- Location: South Australia
- Nearest city: Wharminda.
- Coordinates: 33°55′51″S 136°12′37″E﻿ / ﻿33.9309°S 136.2102°E
- Area: 2.68 km^{2} (1.03 sq mi)
- Established: 7 November 1985
- Governing body: Department for Environment and Water

= Wharminda Conservation Park =

Protected area in South Australia

Wharminda Conservation Park is a protected area in the Australian state of South Australia located on the Eyre Peninsula in the gazetted locality of Wharminda about 95 km north of Port Lincoln and about 30 km south of Lock.

It was constituted as a conservation park under the National Parks and Wildlife Act 1972 on 7 November 1985 on land all in Section 94 of the cadastral unit of the Hundred of Verran. It was dedicated to “conserve remnant vegetation” which is “dominated by mallee and shrubland” and has “no provision for access under state mining legislation”. Its name is derived from nearby features such as the Wharminda Railway Siding.

As of 2007, the Wharminda Conservation Park partially contains a shrubland including the following plant associations and species of conservation concern. A “mallee community” dominated by Eucalyptus peninsularis which was considered to be “a state endangered ecosystem” was present in the conservation park.

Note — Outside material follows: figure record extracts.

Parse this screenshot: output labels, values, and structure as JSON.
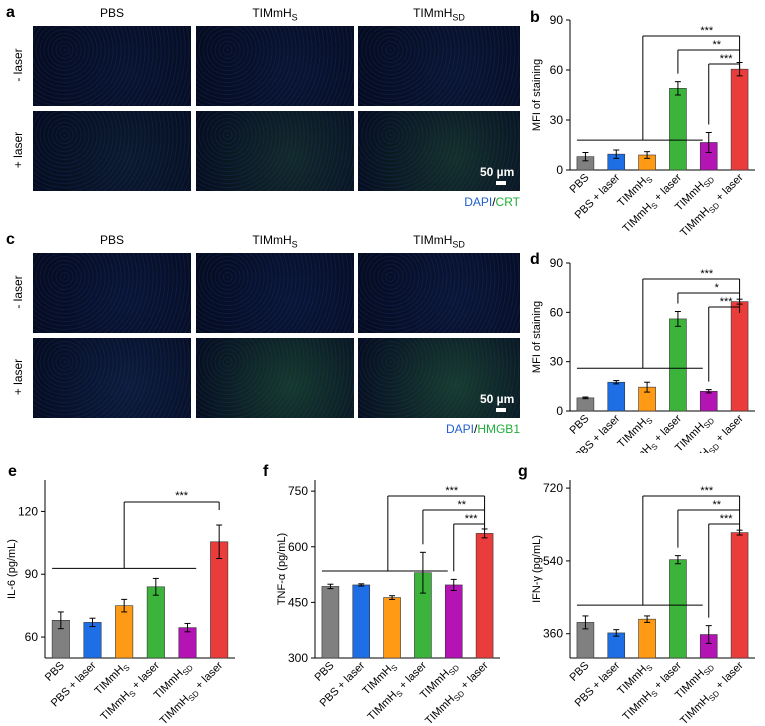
{
  "panels": {
    "a": {
      "letter": "a",
      "columns": [
        "PBS",
        "TIMmH",
        "TIMmH"
      ],
      "col_subs": [
        "",
        "S",
        "SD"
      ],
      "rows": [
        "- laser",
        "+ laser"
      ],
      "scale": "50 µm",
      "legend": {
        "a": "DAPI",
        "sep": "/",
        "b": "CRT"
      },
      "tint": [
        [
          "#0a1430",
          "#0a1533",
          "#0b1634"
        ],
        [
          "#0c1a2e",
          "#122a2a",
          "#14302a"
        ]
      ],
      "colors": {
        "dapi": "#1f5fd0",
        "stain": "#1fae3a"
      }
    },
    "c": {
      "letter": "c",
      "columns": [
        "PBS",
        "TIMmH",
        "TIMmH"
      ],
      "col_subs": [
        "",
        "S",
        "SD"
      ],
      "rows": [
        "- laser",
        "+ laser"
      ],
      "scale": "50 µm",
      "legend": {
        "a": "DAPI",
        "sep": "/",
        "b": "HMGB1"
      },
      "tint": [
        [
          "#0a1536",
          "#0a1638",
          "#0b1638"
        ],
        [
          "#0d1c3c",
          "#163a2c",
          "#183d2e"
        ]
      ],
      "colors": {
        "dapi": "#1f5fd0",
        "stain": "#1fae3a"
      }
    }
  },
  "group_labels": [
    {
      "main": "PBS",
      "sub": "",
      "tail": ""
    },
    {
      "main": "PBS + laser",
      "sub": "",
      "tail": ""
    },
    {
      "main": "TIMmH",
      "sub": "S",
      "tail": ""
    },
    {
      "main": "TIMmH",
      "sub": "S",
      "tail": " + laser"
    },
    {
      "main": "TIMmH",
      "sub": "SD",
      "tail": ""
    },
    {
      "main": "TIMmH",
      "sub": "SD",
      "tail": " + laser"
    }
  ],
  "bar_colors": [
    "#808080",
    "#1e6fe6",
    "#ff9a14",
    "#3cb43c",
    "#b414b4",
    "#eb3c3c"
  ],
  "chart_data": [
    {
      "id": "b",
      "letter": "b",
      "type": "bar",
      "ylabel": "MFI of staining",
      "ylim": [
        0,
        90
      ],
      "yticks": [
        0,
        30,
        60,
        90
      ],
      "values": [
        8,
        9.5,
        9,
        49,
        16.5,
        60.5
      ],
      "errors": [
        2.5,
        2.5,
        2,
        4,
        6,
        4
      ],
      "significance": [
        "***",
        "**",
        "***"
      ]
    },
    {
      "id": "d",
      "letter": "d",
      "type": "bar",
      "ylabel": "MFI of staining",
      "ylim": [
        0,
        90
      ],
      "yticks": [
        0,
        30,
        60,
        90
      ],
      "values": [
        8,
        17.5,
        14.5,
        56,
        12,
        66.5
      ],
      "errors": [
        0.5,
        1,
        3,
        4.5,
        1,
        1.5
      ],
      "significance": [
        "***",
        "*",
        "***"
      ]
    },
    {
      "id": "e",
      "letter": "e",
      "type": "bar",
      "ylabel": "IL-6 (pg/mL)",
      "ylim": [
        50,
        135
      ],
      "yticks": [
        60,
        90,
        120
      ],
      "values": [
        68,
        67,
        75,
        84,
        64.5,
        105.5
      ],
      "errors": [
        4,
        2,
        3,
        4,
        2,
        8
      ],
      "significance": [
        "***"
      ]
    },
    {
      "id": "f",
      "letter": "f",
      "type": "bar",
      "ylabel": "TNF-α (pg/mL)",
      "ylim": [
        300,
        780
      ],
      "yticks": [
        300,
        450,
        600,
        750
      ],
      "values": [
        493,
        497,
        463,
        530,
        497,
        636
      ],
      "errors": [
        6,
        3,
        5,
        55,
        15,
        12
      ],
      "significance": [
        "***",
        "**",
        "***"
      ]
    },
    {
      "id": "g",
      "letter": "g",
      "type": "bar",
      "ylabel": "IFN-γ (pg/mL)",
      "ylim": [
        300,
        740
      ],
      "yticks": [
        360,
        540,
        720
      ],
      "values": [
        388,
        362,
        396,
        543,
        358,
        610
      ],
      "errors": [
        16,
        8,
        8,
        10,
        22,
        6
      ],
      "significance": [
        "***",
        "**",
        "***"
      ]
    }
  ]
}
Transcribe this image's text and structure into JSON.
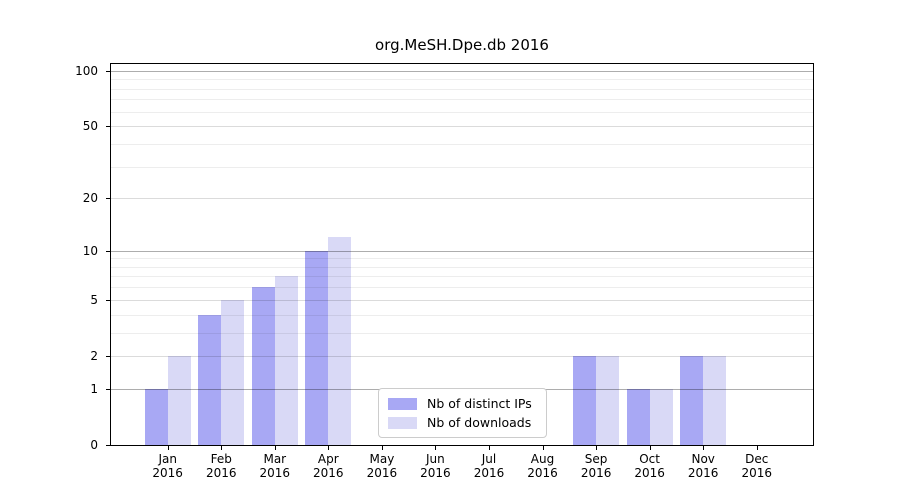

Two sub-populations of bearded emubush (Eremophila barbata) were located within the conservation park and which was reported as being “state and regionally rare”. The four following species which were considered as being “rare at a state level” have been recorded in the conservation park - six-nerve spine-bush (Acacia hexaneura), the mallee bitter-pea, the blue range emubush and the hidden leek-orchid (Prasophyllum occultans).

As of 2007, there was no access for visitors into the interior of the conservation park and nor was there plans to create such access.

The conservation park is classified as an IUCN Category III protected area.